Systematic Study of Electron Localization in an Amorphous Semiconductor

TL;DR

This study systematically examines how basis set size, density functional choice, and spin polarization affect electron localization in amorphous silicon, providing insights into defect state characterization.

Contribution

It offers a comprehensive analysis of electron localization dependence on computational parameters in amorphous silicon using first-principles methods.

Findings

Larger basis sets reduce defect state localization.

GGA enhances localization compared to LDA.

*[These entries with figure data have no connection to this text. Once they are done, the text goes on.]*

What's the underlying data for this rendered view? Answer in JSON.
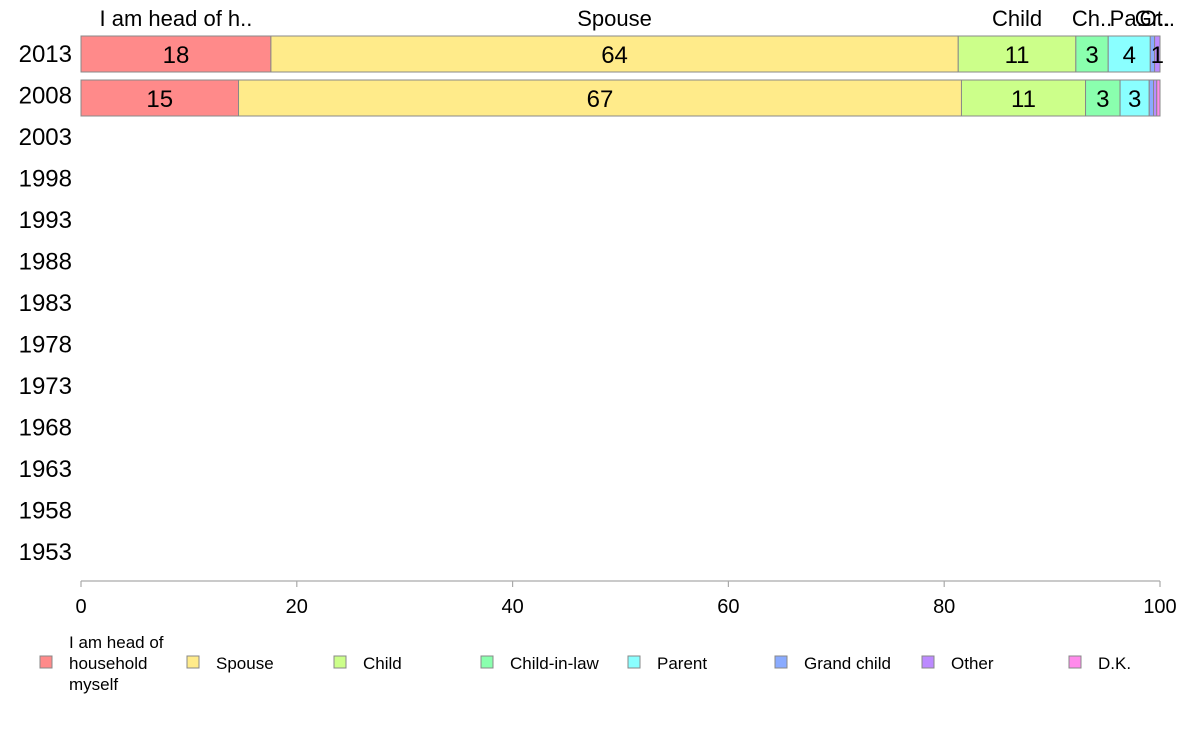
{
  "chart_data": {
    "type": "bar",
    "orientation": "horizontal",
    "stacked": true,
    "years": [
      "2013",
      "2008",
      "2003",
      "1998",
      "1993",
      "1988",
      "1983",
      "1978",
      "1973",
      "1968",
      "1963",
      "1958",
      "1953"
    ],
    "category_labels_top": [
      "I am head of h..",
      "Spouse",
      "Child",
      "Ch..",
      "Pa..",
      "Gr..",
      "Ot.."
    ],
    "series": [
      {
        "name": "I am head of household myself",
        "legend_lines": [
          "I am head of",
          "household",
          "myself"
        ],
        "color": "#FF8A8A",
        "values": [
          17.6,
          14.6
        ]
      },
      {
        "name": "Spouse",
        "legend_lines": [
          "Spouse"
        ],
        "color": "#FFEB8A",
        "values": [
          63.7,
          67.0
        ]
      },
      {
        "name": "Child",
        "legend_lines": [
          "Child"
        ],
        "color": "#CCFF8A",
        "values": [
          10.9,
          11.5
        ]
      },
      {
        "name": "Child-in-law",
        "legend_lines": [
          "Child-in-law"
        ],
        "color": "#8AFFAE",
        "values": [
          3.0,
          3.2
        ]
      },
      {
        "name": "Parent",
        "legend_lines": [
          "Parent"
        ],
        "color": "#8AFFFF",
        "values": [
          3.9,
          2.7
        ]
      },
      {
        "name": "Grand child",
        "legend_lines": [
          "Grand child"
        ],
        "color": "#8AABFF",
        "values": [
          0.4,
          0.4
        ]
      },
      {
        "name": "Other",
        "legend_lines": [
          "Other"
        ],
        "color": "#BC8AFF",
        "values": [
          0.5,
          0.3
        ]
      },
      {
        "name": "D.K.",
        "legend_lines": [
          "D.K."
        ],
        "color": "#FF8AEB",
        "values": [
          0.0,
          0.3
        ]
      }
    ],
    "data_labels": [
      [
        "18",
        "64",
        "11",
        "3",
        "4",
        "",
        "1",
        ""
      ],
      [
        "15",
        "67",
        "11",
        "3",
        "3",
        "",
        "",
        ""
      ]
    ],
    "xlim": [
      0,
      100
    ],
    "xticks": [
      "0",
      "20",
      "40",
      "60",
      "80",
      "100"
    ],
    "grid": false,
    "legend_position": "bottom"
  }
}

Spin localization aligns with experimental observations.

Abstract

We investigate the electronic structure of gap and band tail states in amorphous silicon. Starting with two 216-atom models of amorphous silicon with defect concentration close to the experiments, we systematically study the dependence of electron localization on basis set, density functional and spin polarization using the first principles density functional code Siesta. We briefly compare three different schemes for characterizing localization: information entropy, inverse participation ratio and spatial variance. Our results show that to accurately describe defect structures within self consistent density functional theory, a rich basis set is necessary. Our study revealed that the localization of the wave function associated with the defect states decreases with larger basis sets and there is some enhancement of localization from GGA relative to LDA. Spin localization results obtained via LSDA calculations, are in reasonable agreement with experiment and with previous LSDA calculations on a-Si:H models.